Existem muitos momentos que não podemos controlar, existem muitos momentos que não podemos decidir. Existem, também, momentos em que apenas podemos gerir os danos que nos são causados directa ou indirectamente, conscientes ou inconscientes. Momentos em que precisamos de reforçar as nossas energias, o nosso bem estar e reencontrar-nos novamente num mundo que está sem luz e calor. Nesses tempos existe a noção que queremos desistir, que necessitamos parar a realidade e parar tudo o que nos rodeia. São momentos - passados - num mundo frio e escuro.
Nos meus 18 anos parti para um local novo, uma realidade nova, muito diferente da minha típica vida num meio pequeno e ultra conservador. Foi nessa época que consegui, de alguma forma, começar a explorar diversas questões pessoais que se interpunham na minha forma de ver o mundo. Algumas delas relacionadas com o meu género, outras com a minha sexualidade e outras com a minha orientação relacional. Foi num impulso de descoberta da minha orientação sexual que consegui pela primeira vez dizer que me tinha apaixonado, porém foi pouco depois que entendi que já me tinha apaixonado antes, mas de uma forma diferente. Gostava de um amigo, bastante. Gostava da relação que eu tinha com ele e da amizade que mantinha com a sua companheira. Para mim era um amor platónico que existia e, confesso, ainda hoje me toca. Era uma relação que me fazia feliz, na medida da sua existência. Foi o meu primeiro contacto com um formato de relação não convencional. Percebi que gostar e amar não têm de ter regras, mas sim sentires e permissão intra pessoal para o fazer.
Foi parte dos meus anos seguintes desconstruir estas ideias, mas sentia alguma culpa pela forma como via o amor e as relações, sentia que o meu amor poderia valer menos, valer nada ou tão pouco, não existir. Sempre me mantive em relações mono normativas, mas há 4 ou 5 anos achei a palavra poliamor. Identifiquei-me à primeira, finalmente algo que se aproximava ao que sentia. Continuei isolada, não consegui conhecer ninguém com essa experiência. Permitia-me sentir a felicidade das relações das pessoas que me acompanhavam, mas estava encurralada na minha própria forma de sentir… menor.
Depois de um coming out enquanto pessoa pansexual, poliamorosa e depois como rapariga trans não binária, as complicações intensificam-se.
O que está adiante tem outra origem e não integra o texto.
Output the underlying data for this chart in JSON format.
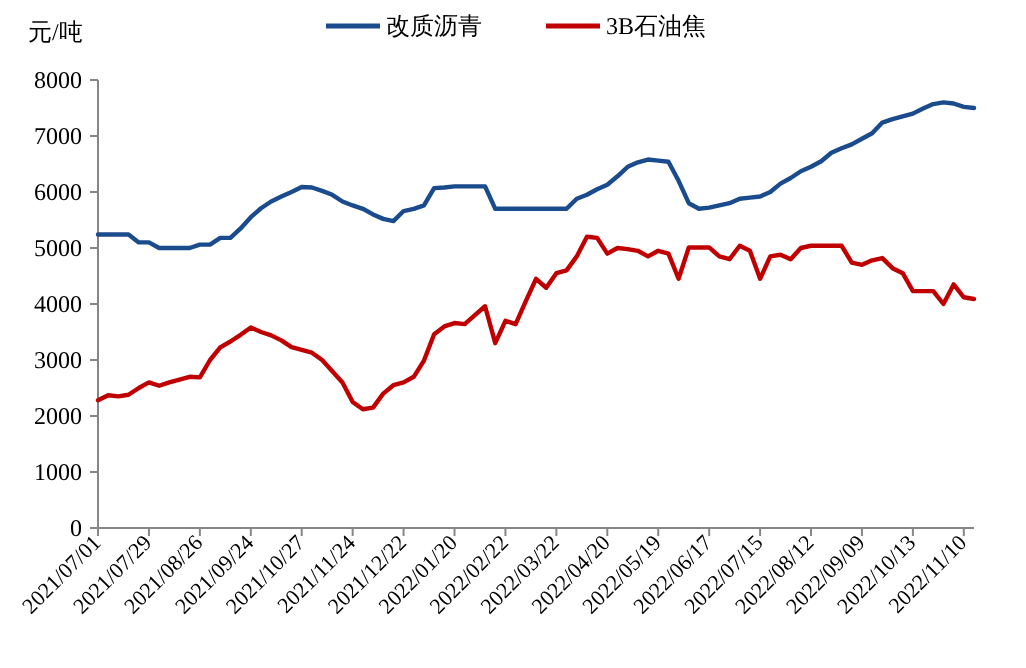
{
  "chart_data": {
    "type": "line",
    "ylabel": "元/吨",
    "legend": "top",
    "grid": false,
    "ylim": [
      0,
      8000
    ],
    "yticks": [
      0,
      1000,
      2000,
      3000,
      4000,
      5000,
      6000,
      7000,
      8000
    ],
    "categories": [
      "2021/07/01",
      null,
      null,
      null,
      null,
      "2021/07/29",
      null,
      null,
      null,
      null,
      "2021/08/26",
      null,
      null,
      null,
      null,
      "2021/09/24",
      null,
      null,
      null,
      null,
      "2021/10/27",
      null,
      null,
      null,
      null,
      "2021/11/24",
      null,
      null,
      null,
      null,
      "2021/12/22",
      null,
      null,
      null,
      null,
      "2022/01/20",
      null,
      null,
      null,
      null,
      "2022/02/22",
      null,
      null,
      null,
      null,
      "2022/03/22",
      null,
      null,
      null,
      null,
      "2022/04/20",
      null,
      null,
      null,
      null,
      "2022/05/19",
      null,
      null,
      null,
      null,
      "2022/06/17",
      null,
      null,
      null,
      null,
      "2022/07/15",
      null,
      null,
      null,
      null,
      "2022/08/12",
      null,
      null,
      null,
      null,
      "2022/09/09",
      null,
      null,
      null,
      null,
      "2022/10/13",
      null,
      null,
      null,
      null,
      "2022/11/10",
      null
    ],
    "series": [
      {
        "name": "改质沥青",
        "color": "#1a4b8c",
        "values": [
          5240,
          5240,
          5240,
          5240,
          5100,
          5100,
          5000,
          5000,
          5000,
          5000,
          5060,
          5060,
          5180,
          5180,
          5350,
          5550,
          5710,
          5830,
          5920,
          6000,
          6090,
          6080,
          6020,
          5950,
          5830,
          5760,
          5700,
          5600,
          5520,
          5480,
          5660,
          5700,
          5760,
          6070,
          6080,
          6100,
          6100,
          6100,
          6100,
          5700,
          5700,
          5700,
          5700,
          5700,
          5700,
          5700,
          5700,
          5880,
          5950,
          6050,
          6130,
          6280,
          6450,
          6530,
          6580,
          6560,
          6540,
          6200,
          5800,
          5700,
          5720,
          5760,
          5800,
          5880,
          5900,
          5920,
          6000,
          6150,
          6250,
          6370,
          6450,
          6550,
          6700,
          6780,
          6850,
          6950,
          7050,
          7240,
          7300,
          7350,
          7400,
          7490,
          7570,
          7600,
          7580,
          7520,
          7500
        ]
      },
      {
        "name": "3B石油焦",
        "color": "#c00000",
        "values": [
          2280,
          2370,
          2350,
          2380,
          2500,
          2600,
          2540,
          2600,
          2650,
          2700,
          2690,
          3000,
          3225,
          3330,
          3450,
          3580,
          3500,
          3440,
          3350,
          3230,
          3180,
          3130,
          3000,
          2800,
          2600,
          2250,
          2120,
          2150,
          2400,
          2550,
          2600,
          2700,
          2990,
          3460,
          3600,
          3660,
          3640,
          3800,
          3960,
          3300,
          3700,
          3640,
          4050,
          4450,
          4290,
          4550,
          4600,
          4850,
          5200,
          5180,
          4900,
          5000,
          4980,
          4950,
          4850,
          4950,
          4900,
          4450,
          5010,
          5010,
          5010,
          4850,
          4800,
          5040,
          4950,
          4450,
          4850,
          4880,
          4800,
          5000,
          5040,
          5040,
          5040,
          5040,
          4740,
          4700,
          4780,
          4820,
          4640,
          4550,
          4230,
          4230,
          4230,
          4000,
          4350,
          4120,
          4090
        ]
      }
    ]
  }
}
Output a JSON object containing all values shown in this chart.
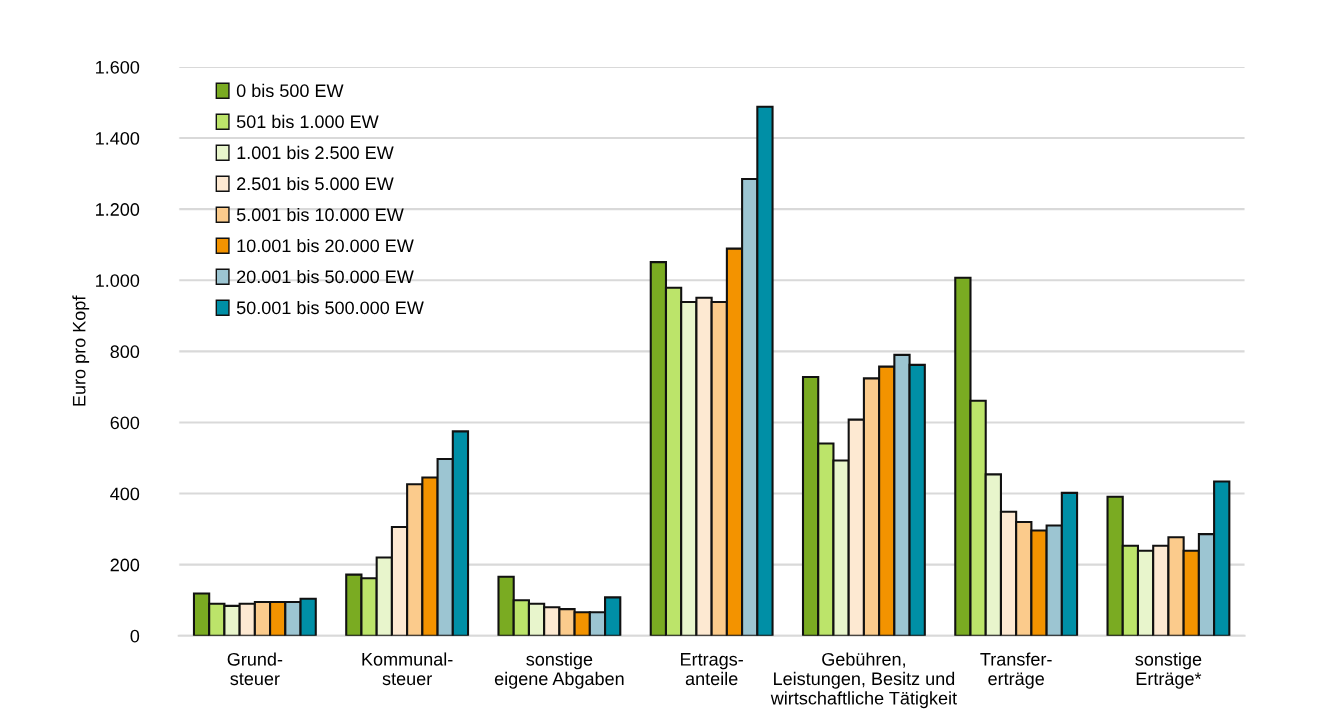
{
  "chart_data": {
    "type": "bar",
    "ylabel": "Euro pro Kopf",
    "categories": [
      "Grund-\nsteuer",
      "Kommunal-\nsteuer",
      "sonstige\neigene Abgaben",
      "Ertrags-\nanteile",
      "Gebühren,\nLeistungen, Besitz und\nwirtschaftliche Tätigkeit",
      "Transfer-\nerträge",
      "sonstige\nErträge*"
    ],
    "series": [
      {
        "name": "0 bis 500 EW",
        "color": "#7aab22",
        "values": [
          119,
          172,
          166,
          1051,
          728,
          1007,
          391
        ]
      },
      {
        "name": "501 bis 1.000 EW",
        "color": "#bce46a",
        "values": [
          90,
          162,
          100,
          979,
          541,
          661,
          253
        ]
      },
      {
        "name": "1.001 bis 2.500 EW",
        "color": "#e8f5cc",
        "values": [
          84,
          220,
          90,
          939,
          493,
          454,
          239
        ]
      },
      {
        "name": "2.501 bis 5.000 EW",
        "color": "#fde9d2",
        "values": [
          90,
          306,
          80,
          951,
          608,
          349,
          253
        ]
      },
      {
        "name": "5.001 bis 10.000 EW",
        "color": "#fbcb8c",
        "values": [
          95,
          426,
          75,
          939,
          724,
          320,
          277
        ]
      },
      {
        "name": "10.001 bis 20.000 EW",
        "color": "#f39300",
        "values": [
          95,
          445,
          66,
          1089,
          757,
          296,
          239
        ]
      },
      {
        "name": "20.001 bis 50.000 EW",
        "color": "#9cc5d2",
        "values": [
          95,
          497,
          66,
          1285,
          790,
          310,
          286
        ]
      },
      {
        "name": "50.001 bis 500.000 EW",
        "color": "#008fa6",
        "values": [
          104,
          575,
          108,
          1488,
          762,
          402,
          434
        ]
      }
    ],
    "ylim": [
      0,
      1600
    ],
    "yticks": [
      0,
      200,
      400,
      600,
      800,
      {
        "value": 1000,
        "label": "1.000"
      },
      {
        "value": 1200,
        "label": "1.200"
      },
      {
        "value": 1400,
        "label": "1.400"
      },
      {
        "value": 1600,
        "label": "1.600"
      }
    ],
    "grid": "y",
    "legend": "top left"
  }
}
Sempre senti a invalidação da minha sexualidade, senti um amor considerado vazio e sem compromisso, uma identidade inválida e inexistente e a somar, sofrer de um problema de saúde bastante estigmatizado.
Porém, neste Verão aprendi que apaixonar-me num período de crise de saúde não é saudável - mas claro, não posso controlar estes momentos. Não me permitiu fazer uma gestão adequada do que sentia e da forma como o transpunha para uma realidade externa a mim. Querendo minimizar os danos, querendo não sentir o meu amor por quem já amo menor acabei a esgotar-me na minha própria crise e no meu próprio envolvimento. Fiquei sem forças na primeira vez que assumi abertamente que tinha uma segunda paixão.
Sermos gostados pelo que somos é maravilhoso, mas também é destrutivo quando sentimos deixar de o ser - ainda que seja um sentir negativo apenas nosso, interior. Sentir isso é legítimo para quem for, ninguém deve gostar ou não gostar por força, é uma dinâmica pessoal e própria. Mas estar do lado do questionamento é, muitas vezes, sinónimo de dor. No meu caso em particular, quando me vejo a recuperar de um ponto onde sentia o meu valor próximo de nulo, com tantas questões que se propagam num curto espaço de tempo… esse questionamento assume uma força bastante destrutiva que me fez regredir na minha percepção pessoal. Num misto entre crise de saúde e outros factores, sinto essa dificuldade.
É importante ter consciência da minha necessidade enquanto pessoa e daquilo que sou e para onde vou. Num primeiro contacto fui abalada por uma tristeza enorme, desfiz-me em mim e na minha própria noção de existência… em quem eu sou e o que faço. Entender que esta auto-destruição do pensamento é causada essencialmente pela nossa insegurança é um passo muito importante. Deve-se entender que a mensagem é construída entre um emissor e um receptor e o seu valor, por vezes, é diferente para ambos. É importante, também, entender que muitas vezes sentimos o que nos é mais fácil sentir, o que nos é mais próximo sentir. O auto-questionamento, a dúvida pessoal são os caminhos que percorro mais facilmente, são os caminhos que faço num momento de tensão e dificuldade.
No fim, a esperança e o progresso sempre, porque a experiência abre-nos novos mundos e novas possibilidades. Querer lutar, aprender e construir para que a cada momento um surja mundo passado quente e luminoso.